The child may not understand immediately, but according to the psychologist, all his attitudes should be maintained. “How to achieve this? Understanding the law of consequence would help. In other words, knowing what will happen if the rules are not followed can help here, ”he said.

But these are not threats. In general, according to M. Karklytė-Palevičienė, his parents resort to despair: it is more convenient. This does not lead to long-term good, both in terms of behavior and relationship with parents.

“What we say we have to do, otherwise the children will understand: the parents will speak, but they will not do anything. In the eyes of the child, we lose authority, the words become weightless,” he advised to be careful, adding that the saying “I will give a reward” does not work, on the contrary, it is destructive. There is nothing better than the ability to want your child to act without coercion, showing meaning and benefit.

Ilma Skuodienė, head of the State Service for the Protection of the Rights of the Child and Adoption, said that if a child does not listen, it is necessary to look for certain agreements and ways of agreeing and communicating.

Do children scratch themselves in a litter box? Services do not verify this

The interlocutor emphasized that parents are responsible for the education and care of the child: they know their offspring better, they know the biological time, the needs and the opportunities.
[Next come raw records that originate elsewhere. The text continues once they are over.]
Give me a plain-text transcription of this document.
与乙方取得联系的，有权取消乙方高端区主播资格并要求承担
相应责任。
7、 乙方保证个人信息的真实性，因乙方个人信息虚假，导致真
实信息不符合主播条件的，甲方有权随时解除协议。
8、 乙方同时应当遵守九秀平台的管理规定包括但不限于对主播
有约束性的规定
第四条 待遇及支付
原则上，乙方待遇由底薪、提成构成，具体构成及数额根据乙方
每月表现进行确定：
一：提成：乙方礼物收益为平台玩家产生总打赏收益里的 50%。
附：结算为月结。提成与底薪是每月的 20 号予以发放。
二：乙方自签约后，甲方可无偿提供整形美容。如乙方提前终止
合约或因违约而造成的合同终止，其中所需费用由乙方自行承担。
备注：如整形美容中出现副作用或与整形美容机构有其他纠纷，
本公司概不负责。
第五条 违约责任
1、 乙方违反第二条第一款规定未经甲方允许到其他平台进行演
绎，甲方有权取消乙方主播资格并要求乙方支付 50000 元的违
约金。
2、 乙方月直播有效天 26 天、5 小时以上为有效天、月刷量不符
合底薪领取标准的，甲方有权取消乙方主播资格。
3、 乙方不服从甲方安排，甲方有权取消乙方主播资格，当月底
The Framework Law for the Protection of Children’s Rights defines that children under the age of six cannot be left alone without the care of people over the age of 14.

“Up to six years – such a limit is considered dangerous to be left alone due to age, limited life experience, the ability to react differently to situations – your health and life are in danger,” explained I. Skuodienė, and He added that it is not considered negligence to leave a 7-13 year old child for up to fifteen minutes. It is important to evaluate children’s opportunities. The same provisions apply in the home, on the patio and after ten at night.

According to the interlocutor, the law does not regulate the time that children are outdoors; Common sense and reasonableness must be followed. This will definitely help you decide if it is safe to leave a 4-7 year old alone in the yard.

The child has the right to rest and fall asleep, so when planning longer nights, according to I. Skuodienė, it is important to evaluate this circumstance. If the summer holidays, a trip, a picnic – then he lies and then he gets up, the agreement of each family. However, if school and lessons wait in the morning, the duration of sleep should be sufficient.

“It is important to assess children’s opportunities: if they can be left alone at home, how prepared are they. Pay attention to the environment, be it safe, ready for the child to be alone at home or sharp and flammable objects out of reach. It was explained to the child what cannot be done with the garbage, “said I. Skuodienė.

Each situation, each circumstance, she says, is individual, and children are different. Some second graders are ready to take care of themselves, they are independent. They can cook, eat, play, and others are unable to, even as a fifth.

“We must evaluate the environment, the talents, the willingness to be alone, the independence. The older brothers can take care of the young person, but are they ready for that? Every child needs to be listened to, their opinion and abilities evaluated,” advised the interviewee.

If after the tenth night the children run on the playground, the Children’s Rights Protection Service could not react in any way. Do not drive through the yards and do not begin to assess the child’s situation. “It just caught our eye then. The keynote speakers are close relatives, emotionally involved people, the police, the school, kindergartens, neighbors, and the children themselves. After receiving such information, we evaluated possible violations of children’s rights.” , I. Skuodienė presented the work of the service.